In theory, what you are asking is definitely possible, with proper
routing and without NATting.
In practice, you will find that your choice of subnets (esp
192.168.[01]/24 on the server side) will cause problems that are most
easily solved using NATting.
But, let's start debugging your problem first:
- is IP forwarding enabled on the VPN server (check /etc/sysctl.conf
and /proc/sys/net/ipv4/ip_forward)
- the VPN client seems to be running Windows - what type of network
adapter is the tun adapter? Public, or private/work/home? Windows
does not allow pings to *any* public adapter (or other connectivity).
- can you ping the VPN IP of a client from the VPN server? Only if
that works, move on to the server-side GW and try it there.
Well - I did figure out that my own workstation had a firewall rule
(default Windows 10) that was blocking pings! So enabling that helps
a little bit - now my corporate LAN can ping my workstation through
the VPN.
In answer to your initial questions:
Yes, forwarding enabled. (pause while I verify initial
assumption...yes it is via /proc/sys...)
The TUN adapter shows as a "private" adapter.
private is good - it means you can set it to a "work" network , in which
case you would not need a separate firewall rule...
And yes - I can ping from any connected client to the VPN server. And
now that my firewall isn't blocking...my own client can be reached by
the server.
So now my initial question remains...but let me correct some typos:
"When pinging 192.168.0.32 (an internal LAN host) from 10.0.0.2 (my
VPN client), I will see one or more "request timed out"...but at some
point I will start seeing replies. At that time the VPN client can
access the LAN host. After a period of inactivity - the "request timed
out" condition will re-occur. So I'm assuming something (whether VPN
server, gateway, or LAN host) is "learning" how to communicate."
I'm guessing this may be some of the magic of ICMP - but regardless
the fact that there's a delay before communication is established
tells me something isn't right.
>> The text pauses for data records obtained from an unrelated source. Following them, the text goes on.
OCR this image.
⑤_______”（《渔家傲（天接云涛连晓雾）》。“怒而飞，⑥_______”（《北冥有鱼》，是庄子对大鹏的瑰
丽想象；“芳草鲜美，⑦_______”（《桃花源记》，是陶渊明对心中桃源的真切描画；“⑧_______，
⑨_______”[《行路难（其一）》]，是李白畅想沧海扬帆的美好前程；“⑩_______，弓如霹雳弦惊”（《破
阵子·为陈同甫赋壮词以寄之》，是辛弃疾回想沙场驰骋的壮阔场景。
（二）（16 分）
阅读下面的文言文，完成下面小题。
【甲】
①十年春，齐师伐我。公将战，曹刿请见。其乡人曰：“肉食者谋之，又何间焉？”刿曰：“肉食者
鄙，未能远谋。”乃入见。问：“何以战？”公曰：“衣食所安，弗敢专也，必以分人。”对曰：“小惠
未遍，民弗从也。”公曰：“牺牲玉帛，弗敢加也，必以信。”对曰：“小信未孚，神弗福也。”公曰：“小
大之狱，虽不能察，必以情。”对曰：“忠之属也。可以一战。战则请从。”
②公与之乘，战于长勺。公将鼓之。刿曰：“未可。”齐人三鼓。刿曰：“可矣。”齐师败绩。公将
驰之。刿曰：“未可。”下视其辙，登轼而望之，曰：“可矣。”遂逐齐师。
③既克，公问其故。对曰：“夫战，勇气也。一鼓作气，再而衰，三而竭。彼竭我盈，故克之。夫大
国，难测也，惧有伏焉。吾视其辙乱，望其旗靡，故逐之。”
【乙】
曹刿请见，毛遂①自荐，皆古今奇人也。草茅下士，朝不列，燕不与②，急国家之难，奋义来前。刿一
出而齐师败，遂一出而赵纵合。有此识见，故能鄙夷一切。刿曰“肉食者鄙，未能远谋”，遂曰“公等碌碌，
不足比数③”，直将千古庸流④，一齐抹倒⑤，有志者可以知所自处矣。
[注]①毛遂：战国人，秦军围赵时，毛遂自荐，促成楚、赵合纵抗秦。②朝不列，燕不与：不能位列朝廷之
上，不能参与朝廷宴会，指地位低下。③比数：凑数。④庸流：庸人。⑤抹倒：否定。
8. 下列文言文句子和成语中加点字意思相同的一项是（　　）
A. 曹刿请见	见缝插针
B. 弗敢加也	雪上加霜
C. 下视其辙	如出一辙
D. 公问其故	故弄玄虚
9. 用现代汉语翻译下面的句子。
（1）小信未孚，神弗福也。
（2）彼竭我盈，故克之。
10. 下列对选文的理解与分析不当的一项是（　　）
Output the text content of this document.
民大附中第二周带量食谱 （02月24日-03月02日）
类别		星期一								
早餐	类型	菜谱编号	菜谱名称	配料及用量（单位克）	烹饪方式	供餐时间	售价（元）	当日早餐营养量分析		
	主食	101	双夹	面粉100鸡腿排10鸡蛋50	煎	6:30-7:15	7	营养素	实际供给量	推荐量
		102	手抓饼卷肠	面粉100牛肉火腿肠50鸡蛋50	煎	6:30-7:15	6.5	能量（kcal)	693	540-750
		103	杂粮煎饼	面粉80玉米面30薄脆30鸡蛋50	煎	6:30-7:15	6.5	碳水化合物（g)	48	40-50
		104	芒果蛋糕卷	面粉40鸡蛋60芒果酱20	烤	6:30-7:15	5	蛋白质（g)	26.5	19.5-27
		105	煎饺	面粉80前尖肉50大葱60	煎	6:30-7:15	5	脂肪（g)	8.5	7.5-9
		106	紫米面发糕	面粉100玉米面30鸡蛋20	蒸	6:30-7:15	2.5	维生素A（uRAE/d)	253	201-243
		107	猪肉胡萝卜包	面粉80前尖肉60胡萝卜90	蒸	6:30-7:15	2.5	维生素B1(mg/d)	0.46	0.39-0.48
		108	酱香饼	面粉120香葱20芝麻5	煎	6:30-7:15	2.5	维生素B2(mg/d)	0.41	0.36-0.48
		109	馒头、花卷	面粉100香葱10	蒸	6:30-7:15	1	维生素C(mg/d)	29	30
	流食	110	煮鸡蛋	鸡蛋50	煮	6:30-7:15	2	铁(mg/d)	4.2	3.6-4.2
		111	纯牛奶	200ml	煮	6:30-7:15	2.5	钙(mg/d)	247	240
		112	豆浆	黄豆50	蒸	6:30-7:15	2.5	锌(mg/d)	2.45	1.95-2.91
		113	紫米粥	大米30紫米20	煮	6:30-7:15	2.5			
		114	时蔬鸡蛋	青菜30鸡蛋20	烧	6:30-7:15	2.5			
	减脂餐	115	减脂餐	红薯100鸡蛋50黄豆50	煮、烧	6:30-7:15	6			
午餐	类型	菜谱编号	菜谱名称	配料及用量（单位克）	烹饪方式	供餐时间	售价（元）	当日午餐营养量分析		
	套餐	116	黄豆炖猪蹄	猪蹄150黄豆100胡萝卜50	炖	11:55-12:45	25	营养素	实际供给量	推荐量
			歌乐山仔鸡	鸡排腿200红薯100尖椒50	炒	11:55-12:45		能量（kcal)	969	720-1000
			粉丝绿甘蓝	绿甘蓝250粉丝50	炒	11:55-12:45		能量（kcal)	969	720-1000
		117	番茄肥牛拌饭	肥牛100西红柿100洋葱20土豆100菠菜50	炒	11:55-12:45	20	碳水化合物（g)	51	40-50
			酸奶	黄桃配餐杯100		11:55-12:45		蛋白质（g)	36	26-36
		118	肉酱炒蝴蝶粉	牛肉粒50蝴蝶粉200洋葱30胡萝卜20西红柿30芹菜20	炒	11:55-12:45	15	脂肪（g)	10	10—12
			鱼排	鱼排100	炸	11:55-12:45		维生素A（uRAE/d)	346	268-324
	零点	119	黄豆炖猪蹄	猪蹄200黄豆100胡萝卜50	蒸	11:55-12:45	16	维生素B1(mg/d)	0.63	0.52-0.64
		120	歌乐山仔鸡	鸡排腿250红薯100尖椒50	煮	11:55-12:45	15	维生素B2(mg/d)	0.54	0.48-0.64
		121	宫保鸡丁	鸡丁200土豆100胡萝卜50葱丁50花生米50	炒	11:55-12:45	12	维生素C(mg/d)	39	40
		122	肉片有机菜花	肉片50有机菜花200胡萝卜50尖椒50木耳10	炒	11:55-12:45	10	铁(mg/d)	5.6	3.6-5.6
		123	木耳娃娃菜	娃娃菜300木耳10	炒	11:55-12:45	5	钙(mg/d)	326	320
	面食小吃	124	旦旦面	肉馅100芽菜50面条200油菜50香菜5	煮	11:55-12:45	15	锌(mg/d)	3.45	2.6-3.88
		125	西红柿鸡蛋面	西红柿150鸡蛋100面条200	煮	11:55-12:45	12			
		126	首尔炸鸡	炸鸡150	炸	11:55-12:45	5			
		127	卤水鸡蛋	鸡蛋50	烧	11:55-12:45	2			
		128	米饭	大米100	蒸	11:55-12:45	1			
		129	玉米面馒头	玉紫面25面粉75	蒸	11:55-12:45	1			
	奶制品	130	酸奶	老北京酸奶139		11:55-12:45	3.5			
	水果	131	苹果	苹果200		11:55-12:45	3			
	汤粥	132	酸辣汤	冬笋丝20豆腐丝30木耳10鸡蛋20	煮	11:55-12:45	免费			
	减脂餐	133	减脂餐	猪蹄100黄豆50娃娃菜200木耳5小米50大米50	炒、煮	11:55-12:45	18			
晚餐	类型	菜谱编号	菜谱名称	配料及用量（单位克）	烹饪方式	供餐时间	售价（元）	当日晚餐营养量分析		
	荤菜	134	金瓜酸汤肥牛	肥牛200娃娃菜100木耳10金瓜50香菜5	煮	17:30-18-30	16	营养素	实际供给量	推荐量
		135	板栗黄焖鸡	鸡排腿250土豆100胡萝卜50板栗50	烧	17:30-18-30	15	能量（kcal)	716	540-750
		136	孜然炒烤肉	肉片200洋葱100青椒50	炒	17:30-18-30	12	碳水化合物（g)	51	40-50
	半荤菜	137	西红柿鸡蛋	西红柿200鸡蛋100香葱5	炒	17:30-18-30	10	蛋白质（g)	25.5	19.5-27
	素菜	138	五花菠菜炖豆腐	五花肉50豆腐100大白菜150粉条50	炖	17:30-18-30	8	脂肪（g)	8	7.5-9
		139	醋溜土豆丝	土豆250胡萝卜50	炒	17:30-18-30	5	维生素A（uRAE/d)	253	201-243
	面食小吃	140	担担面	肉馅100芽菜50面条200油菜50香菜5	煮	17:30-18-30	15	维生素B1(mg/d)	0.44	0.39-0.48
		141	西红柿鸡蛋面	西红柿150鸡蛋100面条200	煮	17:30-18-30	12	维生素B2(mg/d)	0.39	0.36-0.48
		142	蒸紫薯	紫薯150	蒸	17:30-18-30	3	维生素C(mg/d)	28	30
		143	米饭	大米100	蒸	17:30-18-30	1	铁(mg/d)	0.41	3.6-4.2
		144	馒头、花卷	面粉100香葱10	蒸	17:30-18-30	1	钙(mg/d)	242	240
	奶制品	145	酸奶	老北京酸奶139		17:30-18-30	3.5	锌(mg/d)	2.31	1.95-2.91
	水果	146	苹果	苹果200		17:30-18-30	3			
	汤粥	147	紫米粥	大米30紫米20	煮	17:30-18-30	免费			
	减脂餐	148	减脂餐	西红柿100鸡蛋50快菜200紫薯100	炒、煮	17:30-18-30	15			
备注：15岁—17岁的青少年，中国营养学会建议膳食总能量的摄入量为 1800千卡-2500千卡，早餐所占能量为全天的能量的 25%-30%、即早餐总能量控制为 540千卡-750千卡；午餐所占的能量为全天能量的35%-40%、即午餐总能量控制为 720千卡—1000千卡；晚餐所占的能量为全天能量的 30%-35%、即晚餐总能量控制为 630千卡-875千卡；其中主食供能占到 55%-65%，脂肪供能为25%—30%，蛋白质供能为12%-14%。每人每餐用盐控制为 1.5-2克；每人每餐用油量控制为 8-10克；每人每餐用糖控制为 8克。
I'm fairly confident adding a SNAT to
the VPN server would fix this...but I don't want to if I don't have to.
if routing is configured correctly then you would not see the "request
timed out" messages; it might be worthwhile to run tcpdump or wireshark
on the VPN server to observe the flow of ICMP packets - that usually
gives a good hint as to where any routing problems may occur.